Auch bei Legal Tech gelten anwaltliche Organisationspflichten

Viele Kanzleien beschäftigen sich mit der Prozessautomatisierung durch neue Technologien, bekannt als „Legal Tech“. Wie der BGH nun bestätigt hat, gelten auch für die automatisierte Prozessführung von Massenverfahren keine anderen Organisationsregeln als für herkömmliche Verfahren.

Fristen müssen bei Einlegen der Berufung kontrolliert werden, um Fehler zu entdecken

In einem Massenverfahren ließ sich die Prozessbevollmächtigte eines Klägers die Berufungsbegründungsfrist schuldhaft verstreichen. Ihr Verhängnis: sie ließ sich vor der Fertigung der Berufungsbegründung keine Handakte vorlegen, auch von einer elektronischen Fristenkontrolle wurde abgesehen. Da die bearbeitende Anwältin die elektronische Handakte nicht selbst aufrief oder sich daraus einen Ausdruck vorlegen ließ, wurde übersehen, dass die Berufungsbegründungsfrist fälschlicherweise auf den 26.07.2019 statt auf den 26.06.2019 datiert war.

Keine Entlastung von Organisationspflichten wegen Einsatz von Legal Tech

Die Fristbearbeitung und Fristenkontrolle waren vollständig den Mitarbeitern der Sozietät übertragen. Auf eine eigenständige Überprüfung durch Anwälte wurde in der auf Massenverfahren spezialisierte Sozietät aber verzichtet. Die elektronische Aktenführung und der Einsatz von „Legal Tech“ sollten dabei zu einer „Entlastung“ führen, sodass bei der Berufungseinlegung eine Kontrolle weiterer Fristen – so die Argumentation der Sozietät – nicht möglich gewesen sei.

Im konkreten Fall basierte auch die wöchentlich ausgedruckte Fristenliste auf der elektronisch fehlerhaft eingetragenen Frist, sodass in der Woche, in der die Berufungsbegründung hätte eingehen müssen, die Frist nicht auf der Liste erschien. Dieses Verfahren war nach überzeugender Ansicht des BGH und der Vorinstanzen daher nicht geeignet, eine falsch berechnete oder fehlerhaft eingetragene Frist als solche zu identifizieren.

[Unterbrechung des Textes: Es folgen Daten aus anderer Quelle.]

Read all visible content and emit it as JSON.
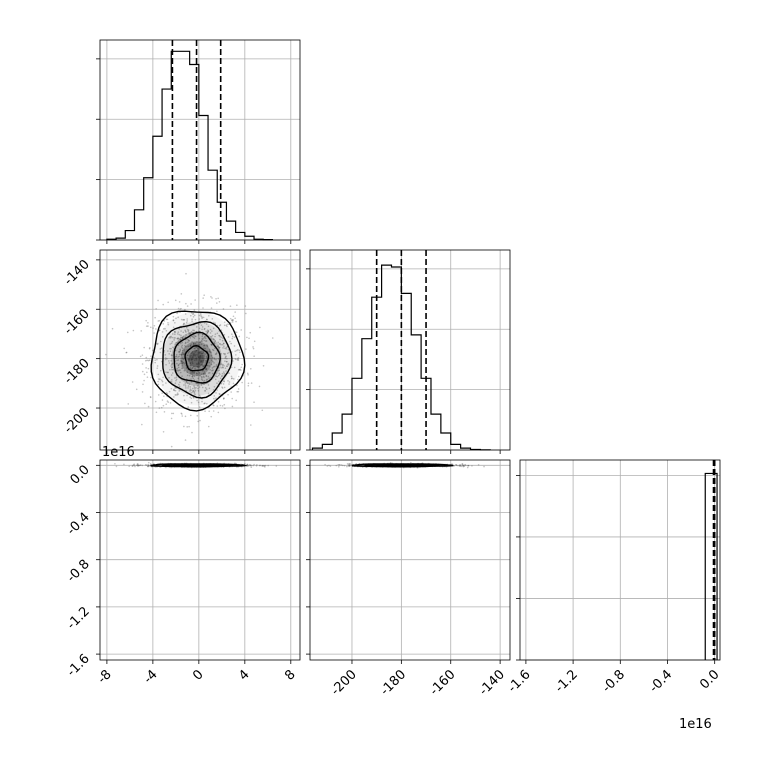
{
  "chart_data": {
    "type": "corner",
    "grid": true,
    "colors": {
      "hist": "#000000",
      "grid": "#b0b0b0",
      "points": "#555555"
    },
    "panels": [
      {
        "id": "hist-param1",
        "type": "histogram",
        "xlim": [
          -8.6,
          8.8
        ],
        "ylim": [
          0,
          1.06
        ],
        "x_ticks": [
          -8,
          -4,
          0,
          4,
          8
        ],
        "y_ticks": [
          0,
          0.32,
          0.64,
          0.96
        ],
        "bin_edges": [
          -8,
          -7.2,
          -6.4,
          -5.6,
          -4.8,
          -4.0,
          -3.2,
          -2.4,
          -1.6,
          -0.8,
          0,
          0.8,
          1.6,
          2.4,
          3.2,
          4.0,
          4.8,
          5.6,
          6.4
        ],
        "counts": [
          0.004,
          0.01,
          0.05,
          0.16,
          0.33,
          0.55,
          0.8,
          1.0,
          1.0,
          0.93,
          0.66,
          0.37,
          0.2,
          0.1,
          0.04,
          0.02,
          0.004,
          0.002
        ],
        "quantiles": [
          -2.3,
          -0.2,
          1.9
        ]
      },
      {
        "id": "hist-param2",
        "type": "histogram",
        "xlim": [
          -217,
          -136
        ],
        "ylim": [
          0,
          1.06
        ],
        "x_ticks": [
          -200,
          -180,
          -160,
          -140
        ],
        "y_ticks": [
          0,
          0.32,
          0.64,
          0.96
        ],
        "bin_edges": [
          -216,
          -212,
          -208,
          -204,
          -200,
          -196,
          -192,
          -188,
          -184,
          -180,
          -176,
          -172,
          -168,
          -164,
          -160,
          -156,
          -152,
          -148,
          -144
        ],
        "counts": [
          0.01,
          0.03,
          0.09,
          0.19,
          0.38,
          0.59,
          0.81,
          0.98,
          0.97,
          0.83,
          0.61,
          0.38,
          0.19,
          0.09,
          0.03,
          0.01,
          0.003,
          0.001
        ],
        "quantiles": [
          -190,
          -180,
          -170
        ]
      },
      {
        "id": "hist-param3",
        "type": "histogram",
        "xlim": [
          -1.65,
          0.045
        ],
        "ylim": [
          0,
          1.04
        ],
        "x_ticks": [
          -1.6,
          -1.2,
          -0.8,
          -0.4,
          0.0
        ],
        "y_ticks": [
          0,
          0.32,
          0.64,
          0.96
        ],
        "bin_edges": [
          -0.08,
          0.0,
          0.02
        ],
        "counts": [
          0.97,
          0.97
        ],
        "quantiles": [
          -0.01,
          0.0
        ],
        "x_offset": "1e16"
      },
      {
        "id": "hist2d-param1-param2",
        "type": "hist2d",
        "xlim": [
          -8.6,
          8.8
        ],
        "ylim": [
          -217,
          -136
        ],
        "x_ticks": [
          -8,
          -4,
          0,
          4,
          8
        ],
        "y_ticks": [
          -200,
          -180,
          -160,
          -140
        ],
        "center": [
          -0.2,
          -180
        ],
        "sigma": [
          2.0,
          10.0
        ],
        "contour_levels": [
          0.5,
          1.0,
          1.5,
          2.0
        ]
      },
      {
        "id": "hist2d-param1-param3",
        "type": "hist2d",
        "xlim": [
          -8.6,
          8.8
        ],
        "ylim": [
          -1.65,
          0.045
        ],
        "x_ticks": [
          -8,
          -4,
          0,
          4,
          8
        ],
        "y_ticks": [
          0.0,
          -0.4,
          -0.8,
          -1.2,
          -1.6
        ],
        "center": [
          -0.2,
          0.0
        ],
        "sigma": [
          2.0,
          0.006
        ],
        "contour_levels": [
          0.5,
          1.0,
          1.5,
          2.0
        ],
        "y_offset": "1e16"
      },
      {
        "id": "hist2d-param2-param3",
        "type": "hist2d",
        "xlim": [
          -217,
          -136
        ],
        "ylim": [
          -1.65,
          0.045
        ],
        "x_ticks": [
          -200,
          -180,
          -160,
          -140
        ],
        "y_ticks": [
          0.0,
          -0.4,
          -0.8,
          -1.2,
          -1.6
        ],
        "center": [
          -180,
          0.0
        ],
        "sigma": [
          10.0,
          0.006
        ],
        "contour_levels": [
          0.5,
          1.0,
          1.5,
          2.0
        ]
      }
    ],
    "tick_labels": {
      "param1": [
        "-8",
        "-4",
        "0",
        "4",
        "8"
      ],
      "param2_y": [
        "-140",
        "-160",
        "-180",
        "-200"
      ],
      "param2_x": [
        "-200",
        "-180",
        "-160",
        "-140"
      ],
      "param3_y": [
        "0.0",
        "-0.4",
        "-0.8",
        "-1.2",
        "-1.6"
      ],
      "param3_x": [
        "-1.6",
        "-1.2",
        "-0.8",
        "-0.4",
        "0.0"
      ]
    },
    "offset_labels": {
      "left_middle": "1e16",
      "bottom_right": "1e16"
    }
  }
}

Weiterhin hohe Anforderungen an die Fristenkontrolle

Der BGH stellte fest, dass die bearbeitende Anwältin die Einlegung der Berufung aber hätte zum Anlass nehmen müssen, die weiteren Fristvermerke in der Handakte zu überprüfen. Hierfür muss sich ein Anwalt entweder die Papierakte vorlegen lassen oder das digitale Aktenstück einsehen.

Auch in Massenverfahren kein Verzicht auf Gegenkontrolle der Fristenbearbeitung

Somit treffen gerade auf Massenverfahren spezialisierte Sozietäten, die gefahrgeneigte routineartige Tätigkeiten ausführen, besondere Organisationsverpflichtungen, um Fehler rechtzeitig zu entdecken. Wird einem Anwalt im Zusammenhang mit einer fristgebundenen Prozesshandlung die Akte vorgelegt, ist der Ablauf von weiteren Fristen eigenverantwortlich in der Handakte zu überprüfen.

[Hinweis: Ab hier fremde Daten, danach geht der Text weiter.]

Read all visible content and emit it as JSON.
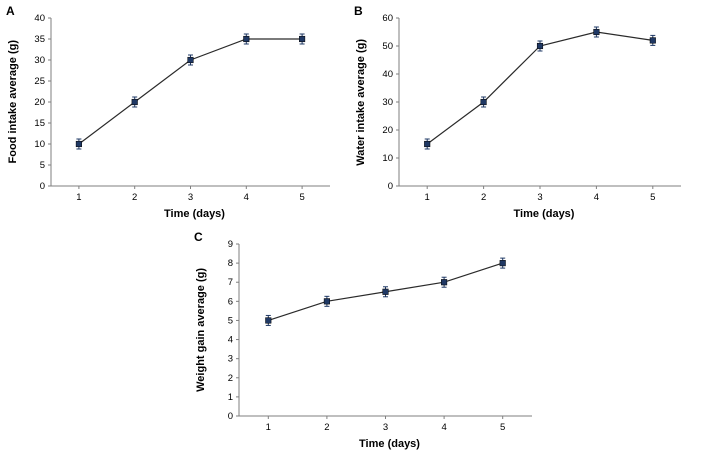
{
  "figure": {
    "background": "#ffffff",
    "text_color": "#000000",
    "axis_color": "#7f7f7f"
  },
  "chart_data": [
    {
      "type": "line",
      "panel": "A",
      "title": "",
      "x": [
        1,
        2,
        3,
        4,
        5
      ],
      "values": [
        10,
        20,
        30,
        35,
        35
      ],
      "xlabel": "Time (days)",
      "ylabel": "Food intake average (g)",
      "xlim": [
        0.5,
        5.5
      ],
      "ylim": [
        0,
        40
      ],
      "ytick_step": 5,
      "xticks": [
        1,
        2,
        3,
        4,
        5
      ],
      "grid": false,
      "legend": "none",
      "marker": "square-with-error-bar",
      "marker_color": "#1f3864",
      "line_color": "#2a2a2a"
    },
    {
      "type": "line",
      "panel": "B",
      "title": "",
      "x": [
        1,
        2,
        3,
        4,
        5
      ],
      "values": [
        15,
        30,
        50,
        55,
        52
      ],
      "xlabel": "Time (days)",
      "ylabel": "Water intake average (g)",
      "xlim": [
        0.5,
        5.5
      ],
      "ylim": [
        0,
        60
      ],
      "ytick_step": 10,
      "xticks": [
        1,
        2,
        3,
        4,
        5
      ],
      "grid": false,
      "legend": "none",
      "marker": "square-with-error-bar",
      "marker_color": "#1f3864",
      "line_color": "#2a2a2a"
    },
    {
      "type": "line",
      "panel": "C",
      "title": "",
      "x": [
        1,
        2,
        3,
        4,
        5
      ],
      "values": [
        5,
        6,
        6.5,
        7,
        8
      ],
      "xlabel": "Time (days)",
      "ylabel": "Weight gain average (g)",
      "xlim": [
        0.5,
        5.5
      ],
      "ylim": [
        0,
        9
      ],
      "ytick_step": 1,
      "xticks": [
        1,
        2,
        3,
        4,
        5
      ],
      "grid": false,
      "legend": "none",
      "marker": "square-with-error-bar",
      "marker_color": "#1f3864",
      "line_color": "#2a2a2a"
    }
  ]
}
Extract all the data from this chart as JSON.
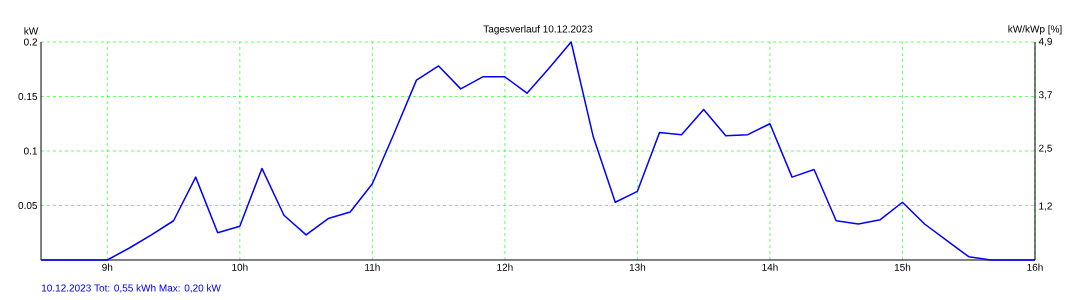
{
  "chart_data": {
    "type": "line",
    "title": "Tagesverlauf 10.12.2023",
    "ylabel": "kW",
    "y2label": "kW/kWp [%]",
    "annotations": [
      "10.12.2023 Tot: 0,55 kWh Max: 0,20 kW"
    ],
    "x": [
      8.5,
      9.0,
      9.167,
      9.333,
      9.5,
      9.667,
      9.833,
      10.0,
      10.167,
      10.333,
      10.5,
      10.667,
      10.833,
      11.0,
      11.167,
      11.333,
      11.5,
      11.667,
      11.833,
      12.0,
      12.167,
      12.333,
      12.5,
      12.667,
      12.833,
      13.0,
      13.167,
      13.333,
      13.5,
      13.667,
      13.833,
      14.0,
      14.167,
      14.333,
      14.5,
      14.667,
      14.833,
      15.0,
      15.167,
      15.333,
      15.5,
      15.667,
      16.0
    ],
    "series": [
      {
        "color": "#0000ff",
        "values": [
          0,
          0,
          0.011,
          0.023,
          0.036,
          0.076,
          0.025,
          0.031,
          0.084,
          0.041,
          0.023,
          0.038,
          0.044,
          0.07,
          0.117,
          0.165,
          0.178,
          0.157,
          0.168,
          0.168,
          0.153,
          0.176,
          0.2,
          0.113,
          0.053,
          0.063,
          0.117,
          0.115,
          0.138,
          0.114,
          0.115,
          0.125,
          0.076,
          0.083,
          0.036,
          0.033,
          0.037,
          0.053,
          0.033,
          0.018,
          0.003,
          0,
          0
        ]
      }
    ],
    "xlim": [
      8.5,
      16
    ],
    "xticks": [
      {
        "value": 9,
        "label": "9h"
      },
      {
        "value": 10,
        "label": "10h"
      },
      {
        "value": 11,
        "label": "11h"
      },
      {
        "value": 12,
        "label": "12h"
      },
      {
        "value": 13,
        "label": "13h"
      },
      {
        "value": 14,
        "label": "14h"
      },
      {
        "value": 15,
        "label": "15h"
      },
      {
        "value": 16,
        "label": "16h"
      }
    ],
    "ylim": [
      0,
      0.2
    ],
    "yticks": [
      0.05,
      0.1,
      0.15,
      0.2
    ],
    "y2lim": [
      0,
      4.9
    ],
    "y2ticks": [
      {
        "value": 1.2,
        "label": "1,2"
      },
      {
        "value": 2.5,
        "label": "2,5"
      },
      {
        "value": 3.7,
        "label": "3,7"
      },
      {
        "value": 4.9,
        "label": "4,9"
      }
    ],
    "grid": true,
    "marker": "none",
    "line_style": "solid"
  }
}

Partei muss sich das Verschulden des Vertreters zurechnen lassen

Dass in Anwaltsbüros Fristen fehlerhaft eingetragen werden, kommt immer wieder vor. Für manche Fristen, wie z.B. die Berufungsbegründungsfrist, kann ein Fristversäumnis dazu führen, dass das Verfahren aus formalen Gründen – wegen Unzulässigkeit – verworfen und beendet wird. Die Partei, die die Frist versäumt, wird von der eigentlich vorzunehmenden Prozesshandlung ausgeschlossen (vgl. § 230 ZPO).

Die Entscheidung, ob ein Fristversäumnis zur Beendigung des Verfahrens führt oder eine so genannte Wiedereinsetzung in den vorigen Stand möglich ist, hängt davon ab, ob die Partei ohne ihr Verschulden verhindert war, die Frist einzuhalten (vgl. § 233 ZPO). Dabei gilt, dass sich durch Anwälte vertretene Parteien die Versäumnisse ihrer Vertreter nach § 85 Abs. 2 ZPO zuzurechnen lassen müssen.

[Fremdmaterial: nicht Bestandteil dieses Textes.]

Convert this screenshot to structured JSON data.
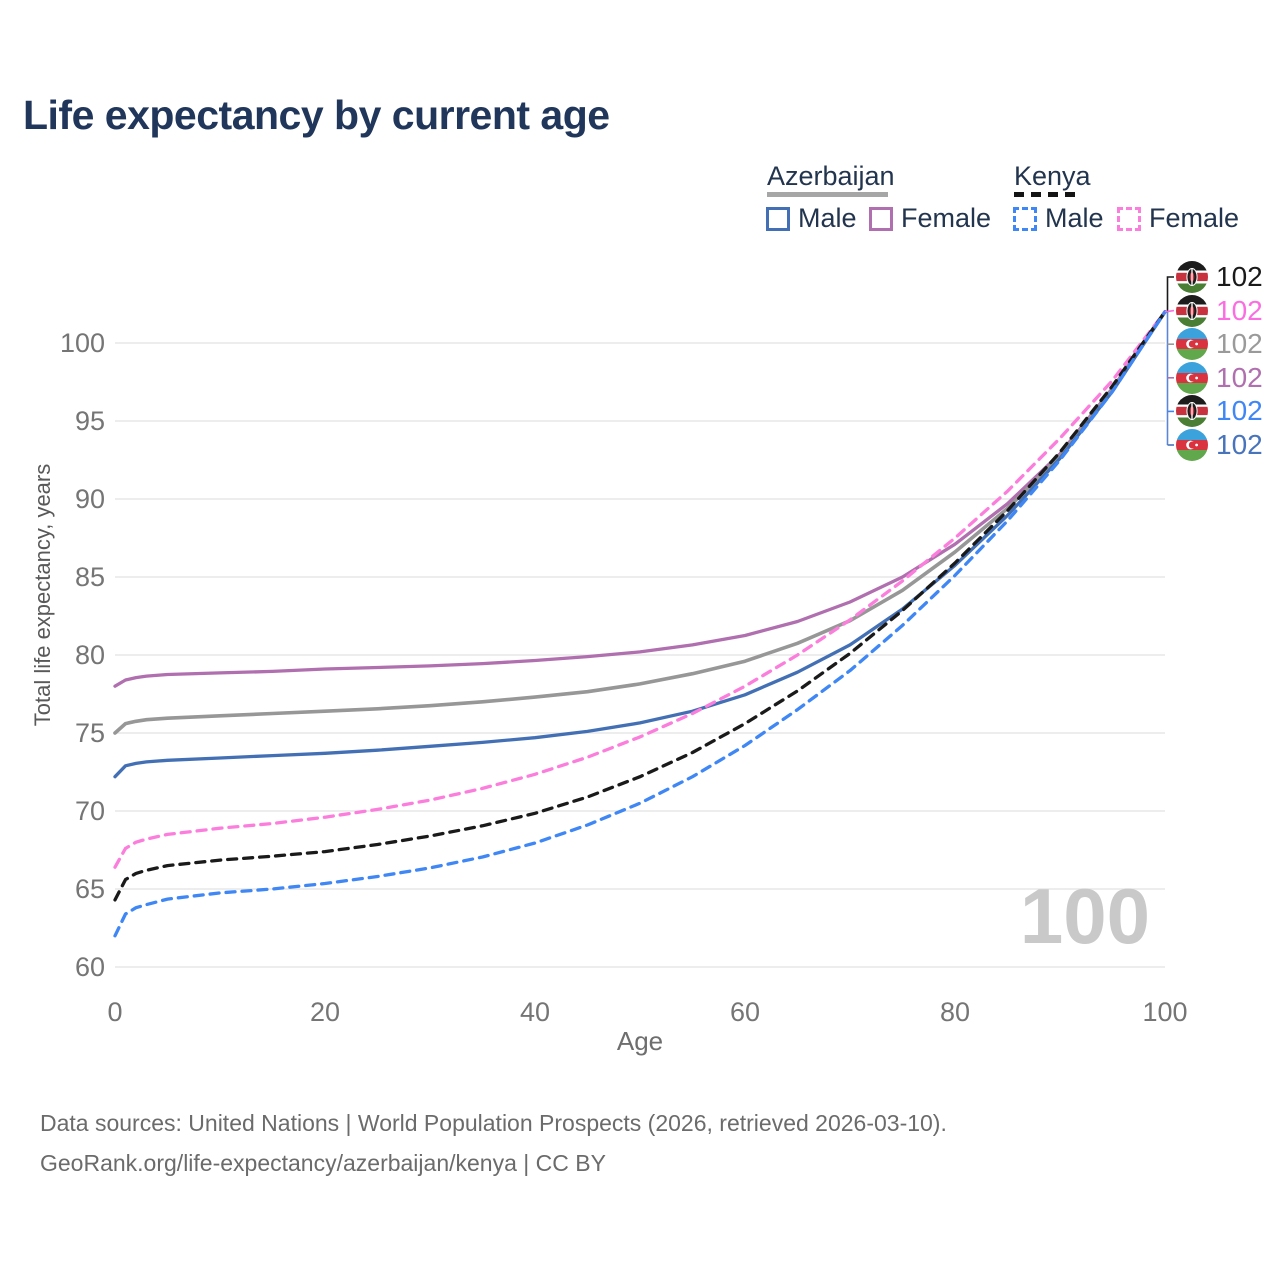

Im Sachverhalt, das dem hiesigen BGH-Beschluss zugrunde lag, muss sich der Berufungskläger das Verschulden seiner Anwältin zurechnen lassen.

(BGH, Beschluss v. 23.6. 2020, VI ZB 63/19).

Anmerkung: Rechtsmittelbegründungsfristen eigenverantwortlich überprüfen

Für die Praxis bedeutet dies, dass Anwälte und Anwältinnen den Ablauf von Rechtsmittelbegründungsfristen eigenverantwortlich zu überprüfen haben, wenn ihnen im Zusammenhang mit einer fristgebundenen Prozesshandlung die Akte vorgelegt wird. Dies gilt insbesondere dann, wenn in der Angelegenheit ein neuer Schriftsatz verfasst wird.

Wer also eine Berufung einlegt, muss die Berufungsbegründungsfrist kontrollieren, um eine falsch berechnete oder fehlerhaft eingetragene Frist rechtzeitig als solche zu identifizieren.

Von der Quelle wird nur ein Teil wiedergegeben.